By Quil Lawrence
BBC News, Gaza City
Only party stalwarts turned out for a victory rally
Standing on a newly formed hillside of rubble in the destroyed Jabaliya refugee camp, five young men all claim to be resistance fighters.
"All of Gaza are mujahideen," they said.
But when asked which of them had actually fired a gun in the three week-long battle with Israel, none gave a convincing answer.
And as armed Hamas policemen return to Gaza's street-corners and traffic-lights, many in Gaza are wondering where they were when it came to fighting the Israeli Army.
Hamas still has enough power and influence here that few will criticise the Islamist movement openly.

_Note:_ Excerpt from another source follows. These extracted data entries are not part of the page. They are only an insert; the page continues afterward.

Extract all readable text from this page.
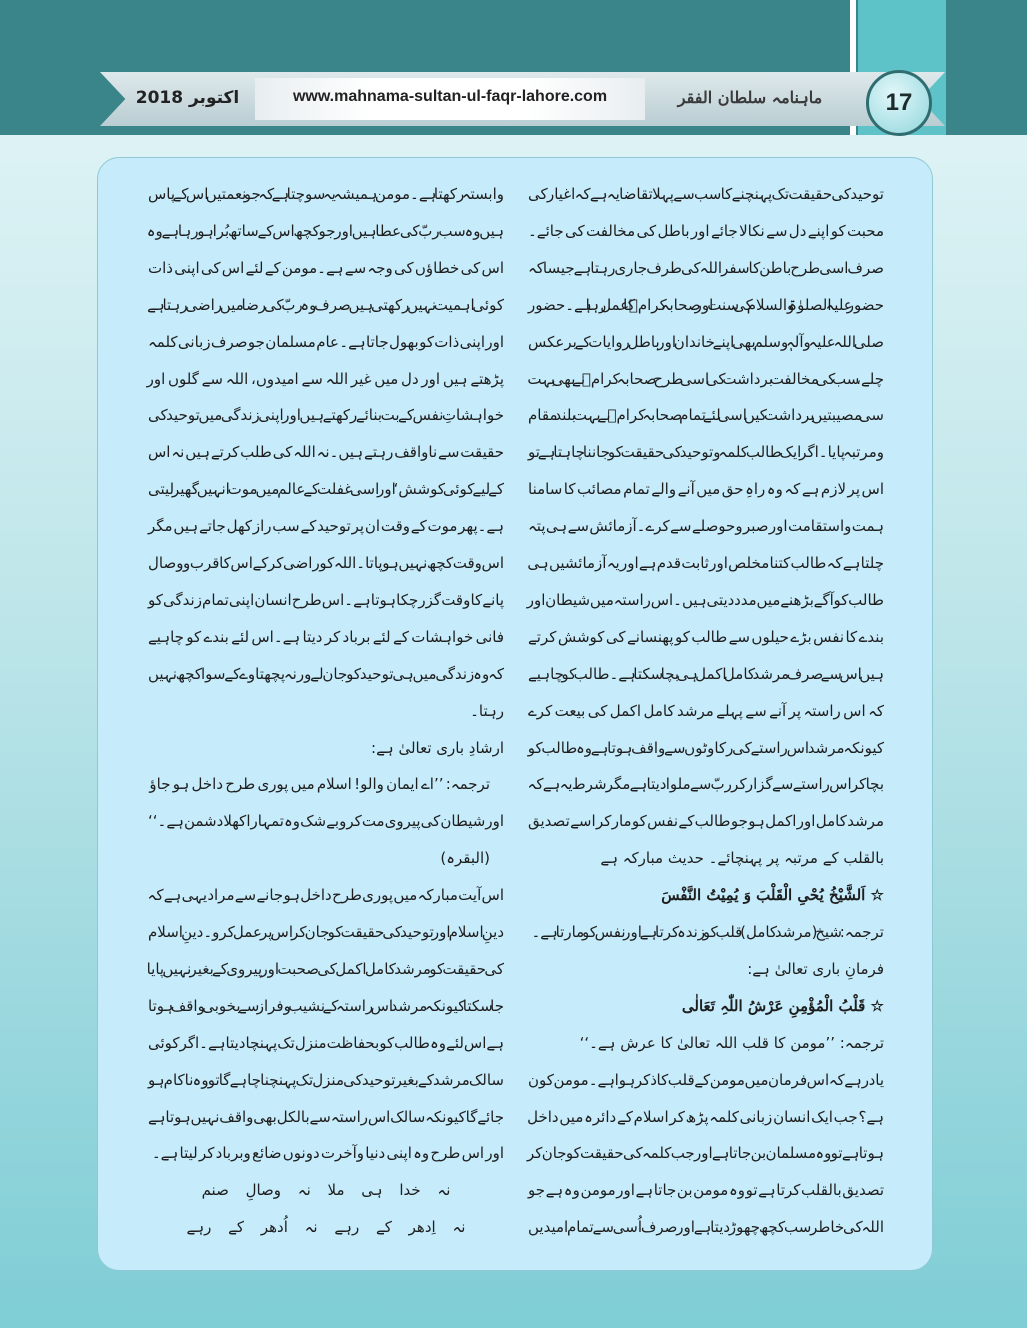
www.mahnama-sultan-ul-faqr-lahore.com
اکتوبر 2018	ماہنامہ سلطان الفقر	17
توحید کی حقیقت تک پہنچنے کا سب سے پہلا تقاضا یہ ہے کہ اغیار کی
محبت کو اپنے دل سے نکالا جائے اور باطل کی مخالفت کی جائے۔
صرف اسی طرح باطن کا سفر اللہ کی طرف جاری رہتا ہے جیسا کہ
حضور علیہ الصلوٰۃ والسلام کی سنت اور صحابہ کرامؓ کا عمل رہا ہے۔حضور
صلی اللہ علیہ وآلہٖ وسلم بھی اپنے خاندان اور باطل روایات کے برعکس
چلے، سب کی مخالفت برداشت کی اسی طرح صحابہ کرامؓ نے بھی بہت
سی مصیبتیں برداشت کیں اسی لئے تمام صحابہ کرامؓ نے بہت بلند مقام
ومرتبہ پایا۔اگر ایک طالب کلمہ وتوحید کی حقیقت کو جاننا چاہتا ہے تو
اس پر لازم ہے کہ وہ راہِ حق میں آنے والے تمام مصائب کا سامنا
ہمت واستقامت اور صبر وحوصلے سے کرے۔آزمائش سے ہی پتہ
چلتا ہے کہ طالب کتنا مخلص اور ثابت قدم ہے اور یہ آزمائشیں ہی
طالب کو آگے بڑھنے میں مدد دیتی ہیں۔اس راستہ میں شیطان اور
بندے کا نفس بڑے حیلوں سے طالب کو پھنسانے کی کوشش کرتے
ہیں اس سے صرف مرشد کامل اکمل ہی بچا سکتا ہے۔طالب کو چاہیے
کہ اس راستہ پر آنے سے پہلے مرشد کامل اکمل کی بیعت کرے
کیونکہ مرشد اس راستے کی رکاوٹوں سے واقف ہوتا ہے وہ طالب کو
بچا کر اس راستے سے گزار کر ربّ سے ملوا دیتا ہے مگر شرط یہ ہے کہ
مرشد کامل اور اکمل ہو جو طالب کے نفس کو مار کر اسے تصدیق
بالقلب کے مرتبہ پر پہنچائے۔ حدیث مبارکہ ہے
☆ اَلشَّیْخُ یُحْیِ الْقَلْبَ وَ یُمِیْتُ النَّفْسَ
ترجمہ: شیخ (مرشد کامل) قلب کو زندہ کرتا ہے اور نفس کو مارتا ہے۔
فرمانِ باری تعالیٰ ہے:
☆ قَلْبُ الْمُؤْمِنِ عَرْشُ اللّٰہِ تَعَالٰی
ترجمہ: ’’مومن کا قلب اللہ تعالیٰ کا عرش ہے۔‘‘
یاد رہے کہ اس فرمان میں مومن کے قلب کا ذکر ہوا ہے۔مومن کون
ہے؟ جب ایک انسان زبانی کلمہ پڑھ کر اسلام کے دائرہ میں داخل
ہوتا ہے تو وہ مسلمان بن جاتا ہے اور جب کلمہ کی حقیقت کو جان کر
تصدیق بالقلب کرتا ہے تو وہ مومن بن جاتا ہے اور مومن وہ ہے جو
اللہ کی خاطر سب کچھ چھوڑ دیتا ہے اور صرف اُسی سے تمام امیدیں
وابستہ رکھتا ہے۔مومن ہمیشہ یہ سوچتا ہے کہ جو نعمتیں اس کے پاس
ہیں وہ سب ربّ کی عطا ہیں اور جو کچھ اس کے ساتھ بُرا ہو رہا ہے وہ
اس کی خطاؤں کی وجہ سے ہے۔مومن کے لئے اس کی اپنی ذات
کوئی اہمیت نہیں رکھتی ہیں صرف وہ ربّ کی رضا میں راضی رہتا ہے
اور اپنی ذات کو بھول جاتا ہے۔ عام مسلمان جو صرف زبانی کلمہ
پڑھتے ہیں اور دل میں غیر اللہ سے امیدوں، اللہ سے گلوں اور
خواہشاتِ نفس کے بت بنائے رکھتے ہیں اور اپنی زندگی میں توحید کی
حقیقت سے ناواقف رہتے ہیں۔نہ اللہ کی طلب کرتے ہیں نہ اس
کے لیے کوئی کوشش‘ اور اسی غفلت کے عالم میں موت انہیں گھیر لیتی
ہے۔پھر موت کے وقت ان پر توحید کے سب راز کھل جاتے ہیں مگر
اس وقت کچھ نہیں ہو پاتا۔اللہ کو راضی کر کے اس کا قرب و وصال
پانے کا وقت گزر چکا ہوتا ہے۔اس طرح انسان اپنی تمام زندگی کو
فانی خواہشات کے لئے برباد کر دیتا ہے۔اس لئے بندے کو چاہیے
کہ وہ زندگی میں ہی توحید کو جان لے ورنہ پچھتاوے کے سوا کچھ نہیں
رہتا۔
ارشادِ باری تعالیٰ ہے:
ترجمہ: ’’اے ایمان والو! اسلام میں پوری طرح داخل ہو جاؤ
اور شیطان کی پیروی مت کرو بے شک وہ تمہارا کھلا دشمن ہے۔‘‘
(البقرہ)
اس آیت مبارکہ میں پوری طرح داخل ہو جانے سے مراد یہی ہے کہ
دینِ اسلام اور توحید کی حقیقت کو جان کر اس پر عمل کرو۔دینِ اسلام
کی حقیقت کو مرشد کامل اکمل کی صحبت اور پیروی کے بغیر نہیں پایا
جا سکتا کیونکہ مرشد اس راستہ کے نشیب وفراز سے بخوبی واقف ہوتا
ہے اس لئے وہ طالب کو بحفاظت منزل تک پہنچا دیتا ہے۔اگر کوئی
سالک مرشد کے بغیر توحید کی منزل تک پہنچنا چاہے گا تو وہ ناکام ہو
جائے گا کیونکہ سالک اس راستہ سے بالکل بھی واقف نہیں ہوتا ہے
اور اس طرح وہ اپنی دنیا وآخرت دونوں ضائع وبرباد کر لیتا ہے۔
نہ خدا ہی ملا نہ وصالِ صنم
نہ اِدھر کے رہے نہ اُدھر کے رہے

But when Hamas called for a rally to celebrate what it has been calling a historic victory over the Israelis, the citizens of Gaza voted with their feet - they stayed at home.
In the past Hamas could easily call tens of thousands into the streets, but this time only party stalwarts could look around the devastation and believe this could be victory.
"I think the resistance is strong," said Beithar Ajar, 26, who described himself as a Hamas legal adviser.
"I think the Israeli army is very weak. Very weak."
A truck with loudspeakers made a turn around Palestine Square in central Gaza city, playing Hamas battle songs.
A barker standing on the back shouted insults to Israel's government on a microphone.
But relatively few green flags unfurled in the crowd.
The march ended in front of the concrete skeleton of the Palestinian Legislative Council building - pulverised by Israeli bombs during the first days of the air assault.
"It's not a problem for us," said Ajar, as a loudspeaker played recordings of machine guns and explosions dubbed over a fiery speech.
"We will overcome the Israeli Army this time and every time in the future," he said.
Hamas supporters claim that many more Israelis died in the three weeks of the war than Israel's official count of only 13 dead.
Likewise they believe the official Hamas announcement that Israel killed only 48 fighters among over 1,300 dead in Gaza.
But that raises another question: if so few Hamas fighters died, were they really out there fighting?
A man settling in to sleep next to the remnants of his home gave a more sober appraisal.
Yusef, a farmer from Jabaliya, was burning old kitchen cupboards to keep himself warm, as nightfall brought the winter's cold.
Israeli bombs destroyed his house, he said, but they were not the only ones to blame.
"I blame Israel and Hamas both," he said. "I just want to live."